There were fourteen mortalities during the voyage. The AAV attributed 5 mortalities to heat stress, 4 mortalities were due to enterotoxaemia and pneumonia, 3 mortalities were due to undetermined causes and 2 animals were euthanased.
On day 6, the vessel stopped for engine repairs between 11:30am and 5:48pm. Livestock services including the ventilation system were maintained. However, the walls and sundeck were being heated by direct sunlight as there was an absence of any cloud cover in the equatorial region with no cooling effect from normal travel movement. The AAV noted that heat from the engine room contributed to the hot areas on the vessel.

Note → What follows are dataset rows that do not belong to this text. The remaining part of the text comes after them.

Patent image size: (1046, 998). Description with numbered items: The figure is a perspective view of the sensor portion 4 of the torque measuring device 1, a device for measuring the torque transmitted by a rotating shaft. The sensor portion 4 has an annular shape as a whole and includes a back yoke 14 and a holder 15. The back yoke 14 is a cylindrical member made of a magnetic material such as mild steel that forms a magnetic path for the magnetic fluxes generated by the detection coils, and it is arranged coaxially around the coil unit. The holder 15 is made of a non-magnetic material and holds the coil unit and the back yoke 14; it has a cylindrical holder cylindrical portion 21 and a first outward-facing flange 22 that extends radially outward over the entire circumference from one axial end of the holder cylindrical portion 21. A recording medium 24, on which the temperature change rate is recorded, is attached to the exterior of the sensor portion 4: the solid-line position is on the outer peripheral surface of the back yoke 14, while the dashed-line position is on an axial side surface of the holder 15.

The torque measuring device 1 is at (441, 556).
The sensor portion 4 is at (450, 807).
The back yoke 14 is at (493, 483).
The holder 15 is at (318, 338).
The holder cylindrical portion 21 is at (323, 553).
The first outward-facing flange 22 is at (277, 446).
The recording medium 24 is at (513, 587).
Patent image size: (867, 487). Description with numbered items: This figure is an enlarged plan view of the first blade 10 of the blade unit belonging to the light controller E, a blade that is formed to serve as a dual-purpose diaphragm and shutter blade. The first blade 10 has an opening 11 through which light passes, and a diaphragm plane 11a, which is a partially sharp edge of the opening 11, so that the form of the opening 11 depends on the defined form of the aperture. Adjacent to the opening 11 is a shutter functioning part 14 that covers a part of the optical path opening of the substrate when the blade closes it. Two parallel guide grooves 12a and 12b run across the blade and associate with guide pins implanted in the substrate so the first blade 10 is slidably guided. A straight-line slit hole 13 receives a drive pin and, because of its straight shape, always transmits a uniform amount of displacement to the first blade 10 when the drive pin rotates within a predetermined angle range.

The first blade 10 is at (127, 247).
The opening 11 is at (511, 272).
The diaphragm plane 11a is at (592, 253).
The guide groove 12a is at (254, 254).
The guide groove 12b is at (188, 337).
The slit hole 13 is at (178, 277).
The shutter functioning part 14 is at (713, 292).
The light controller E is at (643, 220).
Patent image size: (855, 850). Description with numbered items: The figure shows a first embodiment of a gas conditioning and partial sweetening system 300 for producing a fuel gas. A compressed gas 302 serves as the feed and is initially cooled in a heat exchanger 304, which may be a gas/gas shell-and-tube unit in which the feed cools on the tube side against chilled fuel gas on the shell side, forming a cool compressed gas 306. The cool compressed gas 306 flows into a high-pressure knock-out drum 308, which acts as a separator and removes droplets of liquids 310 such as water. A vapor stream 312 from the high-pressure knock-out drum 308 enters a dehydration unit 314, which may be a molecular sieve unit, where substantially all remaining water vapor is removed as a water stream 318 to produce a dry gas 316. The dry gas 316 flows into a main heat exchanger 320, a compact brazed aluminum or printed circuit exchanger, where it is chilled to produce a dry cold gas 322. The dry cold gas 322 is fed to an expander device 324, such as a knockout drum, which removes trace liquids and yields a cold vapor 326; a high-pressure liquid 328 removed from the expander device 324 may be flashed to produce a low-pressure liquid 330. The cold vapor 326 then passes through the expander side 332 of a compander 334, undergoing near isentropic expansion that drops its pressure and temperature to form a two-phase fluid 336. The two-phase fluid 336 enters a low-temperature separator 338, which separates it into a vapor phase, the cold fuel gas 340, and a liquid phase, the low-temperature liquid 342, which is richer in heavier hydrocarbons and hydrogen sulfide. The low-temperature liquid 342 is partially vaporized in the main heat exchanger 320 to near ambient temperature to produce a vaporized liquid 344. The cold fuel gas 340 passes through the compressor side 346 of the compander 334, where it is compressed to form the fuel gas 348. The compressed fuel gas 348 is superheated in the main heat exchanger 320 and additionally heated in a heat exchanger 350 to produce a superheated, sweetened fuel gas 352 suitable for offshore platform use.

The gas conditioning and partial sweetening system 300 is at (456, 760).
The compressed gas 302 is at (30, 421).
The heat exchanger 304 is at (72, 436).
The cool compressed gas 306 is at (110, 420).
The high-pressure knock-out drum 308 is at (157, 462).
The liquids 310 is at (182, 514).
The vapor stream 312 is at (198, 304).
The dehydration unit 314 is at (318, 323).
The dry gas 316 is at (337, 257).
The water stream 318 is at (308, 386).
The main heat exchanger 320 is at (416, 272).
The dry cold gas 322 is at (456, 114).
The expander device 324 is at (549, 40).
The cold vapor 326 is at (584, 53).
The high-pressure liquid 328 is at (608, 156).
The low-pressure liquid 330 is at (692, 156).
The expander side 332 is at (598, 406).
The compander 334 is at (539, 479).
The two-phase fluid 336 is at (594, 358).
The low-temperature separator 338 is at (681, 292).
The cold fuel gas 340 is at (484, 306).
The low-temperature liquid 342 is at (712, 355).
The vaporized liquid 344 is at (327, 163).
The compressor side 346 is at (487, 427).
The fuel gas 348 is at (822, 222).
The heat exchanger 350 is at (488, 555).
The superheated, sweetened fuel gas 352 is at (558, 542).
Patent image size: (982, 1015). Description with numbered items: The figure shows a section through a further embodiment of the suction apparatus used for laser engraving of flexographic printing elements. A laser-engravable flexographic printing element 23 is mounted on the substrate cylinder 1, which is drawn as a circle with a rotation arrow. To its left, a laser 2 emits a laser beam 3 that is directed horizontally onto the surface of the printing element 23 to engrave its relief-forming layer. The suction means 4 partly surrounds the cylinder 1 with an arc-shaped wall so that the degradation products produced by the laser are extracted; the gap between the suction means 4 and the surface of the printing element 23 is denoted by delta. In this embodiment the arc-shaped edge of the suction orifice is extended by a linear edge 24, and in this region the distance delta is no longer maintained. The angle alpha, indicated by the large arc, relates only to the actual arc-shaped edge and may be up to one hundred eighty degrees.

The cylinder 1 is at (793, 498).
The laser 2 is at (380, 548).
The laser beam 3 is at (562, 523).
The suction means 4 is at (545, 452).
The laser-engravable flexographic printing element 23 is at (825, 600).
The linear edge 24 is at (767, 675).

There were five mortalities cause by heat stress between days 6 and 8. High temperatures negatively impacted the health and welfare of other animals on the vessel. The observer noted 25% of livestock were affected by heat stress on Deck 4, hold 3 on days 6 – 8. The signs of heat stress included increased respiratory rate, necks extended, open mouth breathing, tongues protruding, cattle congregating usually under the best ventilated area, lethargic demeanour and suppressed appetite.
Strategies were implemented to reduce the number of livestock affected by the heat including reducing the stocking densities of pens in hot spots of Deck 4, hold 3, ensuring ad lib access to clean cool water, washing the decks, spraying the vessel structure to reduce heat and minimise the disturbance of livestock.
Cattle had access to adequate feed and water during the discharge process. Overall, the discharge was undertaken in a timely manner and the health and welfare of the cattle was maintained throughout the process.
The exporter arrangements were observed to be implemented during the voyage and to be compliant with ASEL requirements.